Three capabilities are expected to be essential for the Next Generation Long Range Strike Aircraft program: the ability to remain airborne for many, many hours; the means to fly very long distances; and the ability to carry significant numbers of bombs. The importance of these factors is expected to make the case for an unmanned system, Pentagon officials said.
“An unmanned bomber is not an option they’ve look at very much in the past, but it is very easy to understand that they would put it in the mix now,” said John Pike, director of GlobalSecurity.org, who has long tracked Air Force thinking about a future bomber force.
Pike said the Air Force’s experience with unmanned aerial vehicles, such as the Predator -- versions of which can fire missiles at ground targets -- the Global Hawk and the Joint Unmanned Aerial Combat System has clearly influenced thinking about modernizing the bomber force.
“The proposition that you can have a tactical unmanned medium-range, air-to-ground capability would naturally give rise to the possibility that the Air Force could have [an unmanned] long-range air-to-ground capability,” Pike said.
The action to accelerate work on a new bomber tracks closely with a recommendation last fall for a new, long-range strike aircraft program made by Andrew Marshall, the Pentagon’s director of net assessment, who called for developing capabilities necessary to deter China. That idea echoed the input he provided to the 2001 QDR, according to Pentagon officials.
“There’s been a lot of discussion over the last four years on the importance of the Pacific Rim and where it is in the strategy and how that translates to force capabilities,” said another Pentagon official. “And there will be additional emphasis in the QDR on global strike capabilities.”
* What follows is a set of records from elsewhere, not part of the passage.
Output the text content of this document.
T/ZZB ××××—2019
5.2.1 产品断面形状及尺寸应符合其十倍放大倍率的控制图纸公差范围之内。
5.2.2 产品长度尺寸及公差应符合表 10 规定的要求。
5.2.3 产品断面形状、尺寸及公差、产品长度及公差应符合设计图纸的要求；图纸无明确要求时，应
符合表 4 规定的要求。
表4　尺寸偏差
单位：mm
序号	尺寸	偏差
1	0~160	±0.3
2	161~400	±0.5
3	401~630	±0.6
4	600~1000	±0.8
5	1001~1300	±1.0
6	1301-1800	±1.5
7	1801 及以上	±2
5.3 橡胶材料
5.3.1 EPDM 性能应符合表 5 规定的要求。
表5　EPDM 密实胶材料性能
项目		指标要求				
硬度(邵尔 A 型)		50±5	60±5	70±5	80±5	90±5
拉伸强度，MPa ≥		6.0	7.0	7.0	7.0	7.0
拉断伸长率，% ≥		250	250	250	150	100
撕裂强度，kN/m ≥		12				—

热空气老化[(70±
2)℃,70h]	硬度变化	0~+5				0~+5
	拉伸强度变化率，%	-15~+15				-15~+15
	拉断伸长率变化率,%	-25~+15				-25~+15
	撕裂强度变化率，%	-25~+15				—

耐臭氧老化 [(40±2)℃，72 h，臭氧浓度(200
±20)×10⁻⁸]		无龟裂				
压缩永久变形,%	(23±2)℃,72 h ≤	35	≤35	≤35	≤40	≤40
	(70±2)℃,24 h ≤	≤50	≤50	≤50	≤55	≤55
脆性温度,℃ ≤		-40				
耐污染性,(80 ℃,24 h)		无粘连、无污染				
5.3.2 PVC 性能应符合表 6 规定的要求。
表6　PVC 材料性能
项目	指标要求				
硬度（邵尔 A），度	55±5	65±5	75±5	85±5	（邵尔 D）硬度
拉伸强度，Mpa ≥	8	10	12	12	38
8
Sources involved in the QDR said U.S. Strategic Command, which has responsibility for an evolving concept dubbed “global strike,” strongly advocated the need for a new bomber. These sources also said an accelerated bomber program enjoys support from the Office of the Secretary of Defense and the Air Force’s new leadership team, including Chief of Staff Gen. T. Michael Moseley and Secretary Michael Wynne.
Air Force spokesman Lt. Col. Frank Smolinsky said the service could not comment on whether a new bomber program was in the works because the QDR report has not yet been issued.
Sources said the plans for a new long-range strike aircraft puts to rest a proposal floated by proponents of the F-22 to configure a variant of that aircraft as a regional bomber.